Stefania Magri et al. Genet Med. 2022 Jan.
Free article

Abstract

Purpose: This study aimed to unravel the genetic factors underlying missing heritability in spinocerebellar ataxia type 17 (SCA17) caused by polyglutamine-encoding CAG/CAA repeat expansions in the TBP gene. Alleles with >49 CAG/CAA repeats are fully penetrant. Most patients, however, carry intermediate TBP41-49 alleles that show incomplete penetrance.

Methods: Using next-generation sequencing approaches, we investigated 40 SCA17/TBP41-54 index patients, their affected (n = 55) and unaffected (n = 51) relatives, and a cohort of patients with ataxia (n = 292).

Results: All except 1 (30/31) of the index cases with TBP41-46 alleles carried a heterozygous pathogenic variant in the STUB1 gene associated with spinocerebellar ataxias SCAR16 (autosomal recessive) and SCA48 (autosomal dominant). No STUB1 variant was found in patients carrying TBP47-54 alleles. TBP41-46 expansions and STUB1 variants cosegregate in all affected family members, whereas the presence of either TBP41-46 expansions or STUB1 variants individually was never associated with the disease.

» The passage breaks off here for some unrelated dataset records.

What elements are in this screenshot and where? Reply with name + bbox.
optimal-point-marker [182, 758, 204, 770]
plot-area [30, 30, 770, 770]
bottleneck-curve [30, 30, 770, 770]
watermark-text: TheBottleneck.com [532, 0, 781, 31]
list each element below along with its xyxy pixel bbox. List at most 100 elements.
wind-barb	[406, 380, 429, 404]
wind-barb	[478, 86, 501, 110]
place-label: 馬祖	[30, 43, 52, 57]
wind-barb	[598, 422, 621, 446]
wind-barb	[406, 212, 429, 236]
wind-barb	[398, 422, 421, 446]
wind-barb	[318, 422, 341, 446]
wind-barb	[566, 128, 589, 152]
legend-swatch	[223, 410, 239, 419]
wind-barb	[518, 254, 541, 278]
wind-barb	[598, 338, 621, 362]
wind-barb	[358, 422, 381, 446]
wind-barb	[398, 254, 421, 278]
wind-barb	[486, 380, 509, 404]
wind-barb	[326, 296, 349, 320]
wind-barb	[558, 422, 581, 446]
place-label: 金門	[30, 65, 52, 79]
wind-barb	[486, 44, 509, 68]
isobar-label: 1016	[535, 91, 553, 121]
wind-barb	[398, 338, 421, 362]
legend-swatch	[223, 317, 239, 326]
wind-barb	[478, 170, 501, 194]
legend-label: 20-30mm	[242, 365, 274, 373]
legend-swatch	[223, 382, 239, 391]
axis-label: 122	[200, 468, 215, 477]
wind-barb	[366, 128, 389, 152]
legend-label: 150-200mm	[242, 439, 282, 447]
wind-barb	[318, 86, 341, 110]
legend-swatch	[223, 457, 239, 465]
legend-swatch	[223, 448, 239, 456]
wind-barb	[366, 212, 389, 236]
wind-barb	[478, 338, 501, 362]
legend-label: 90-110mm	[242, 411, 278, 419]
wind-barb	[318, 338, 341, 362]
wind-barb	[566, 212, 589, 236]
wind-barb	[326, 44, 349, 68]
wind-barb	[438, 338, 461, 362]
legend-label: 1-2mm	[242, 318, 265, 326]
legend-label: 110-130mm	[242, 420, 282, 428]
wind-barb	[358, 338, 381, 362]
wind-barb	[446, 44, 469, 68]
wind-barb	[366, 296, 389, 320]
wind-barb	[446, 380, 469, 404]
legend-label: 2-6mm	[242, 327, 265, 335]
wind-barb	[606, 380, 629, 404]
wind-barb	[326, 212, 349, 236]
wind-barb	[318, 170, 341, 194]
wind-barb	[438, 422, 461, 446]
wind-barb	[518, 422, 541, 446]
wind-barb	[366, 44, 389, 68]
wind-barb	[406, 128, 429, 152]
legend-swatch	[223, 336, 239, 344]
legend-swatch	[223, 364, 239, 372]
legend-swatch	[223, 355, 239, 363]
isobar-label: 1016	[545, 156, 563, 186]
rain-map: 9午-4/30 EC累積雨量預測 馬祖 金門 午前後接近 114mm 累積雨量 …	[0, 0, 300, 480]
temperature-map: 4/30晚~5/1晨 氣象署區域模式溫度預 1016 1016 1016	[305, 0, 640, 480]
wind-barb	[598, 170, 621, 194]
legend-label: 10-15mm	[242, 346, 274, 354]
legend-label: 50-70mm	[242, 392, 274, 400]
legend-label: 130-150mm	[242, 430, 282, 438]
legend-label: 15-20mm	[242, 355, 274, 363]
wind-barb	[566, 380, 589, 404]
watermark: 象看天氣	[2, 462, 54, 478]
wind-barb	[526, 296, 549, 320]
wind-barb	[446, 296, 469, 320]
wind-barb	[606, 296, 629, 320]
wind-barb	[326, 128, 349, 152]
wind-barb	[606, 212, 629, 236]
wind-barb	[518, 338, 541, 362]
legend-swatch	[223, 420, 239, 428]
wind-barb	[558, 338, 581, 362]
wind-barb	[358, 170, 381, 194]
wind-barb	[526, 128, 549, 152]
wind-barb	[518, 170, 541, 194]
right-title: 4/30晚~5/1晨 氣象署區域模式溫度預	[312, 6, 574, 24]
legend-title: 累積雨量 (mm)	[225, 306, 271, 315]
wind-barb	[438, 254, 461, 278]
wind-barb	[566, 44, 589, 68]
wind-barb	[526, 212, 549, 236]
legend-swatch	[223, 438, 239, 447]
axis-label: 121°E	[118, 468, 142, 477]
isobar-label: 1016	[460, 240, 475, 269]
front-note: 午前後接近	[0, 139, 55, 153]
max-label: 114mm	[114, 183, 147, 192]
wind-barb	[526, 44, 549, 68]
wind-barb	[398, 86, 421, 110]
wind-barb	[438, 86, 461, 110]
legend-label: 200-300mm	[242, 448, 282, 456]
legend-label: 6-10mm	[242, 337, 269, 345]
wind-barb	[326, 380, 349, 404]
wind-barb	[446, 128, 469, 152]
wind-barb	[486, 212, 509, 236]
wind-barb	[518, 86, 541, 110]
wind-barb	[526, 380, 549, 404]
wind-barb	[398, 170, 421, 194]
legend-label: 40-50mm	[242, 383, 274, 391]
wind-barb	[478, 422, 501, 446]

Conclusion: Our data reveal an unexpected genetic interaction between STUB1 and TBP in the pathogenesis of SCA17 and raise questions on the existence of SCA48 as a monogenic disease with crucial implications for diagnosis and counseling. They provide a convincing explanation for the incomplete penetrance of intermediate TBP alleles and demonstrate a dual inheritance pattern for SCA17, which is a monogenic dominant disorder for TBP≥47 alleles and a digenic TBP/STUB1 disease (SCA17-DI) for intermediate expansions.

Keywords: CHIP; Digenic disease; Huntington disease-like phenotype; Polyglutamine; Spinocerebellar ataxia.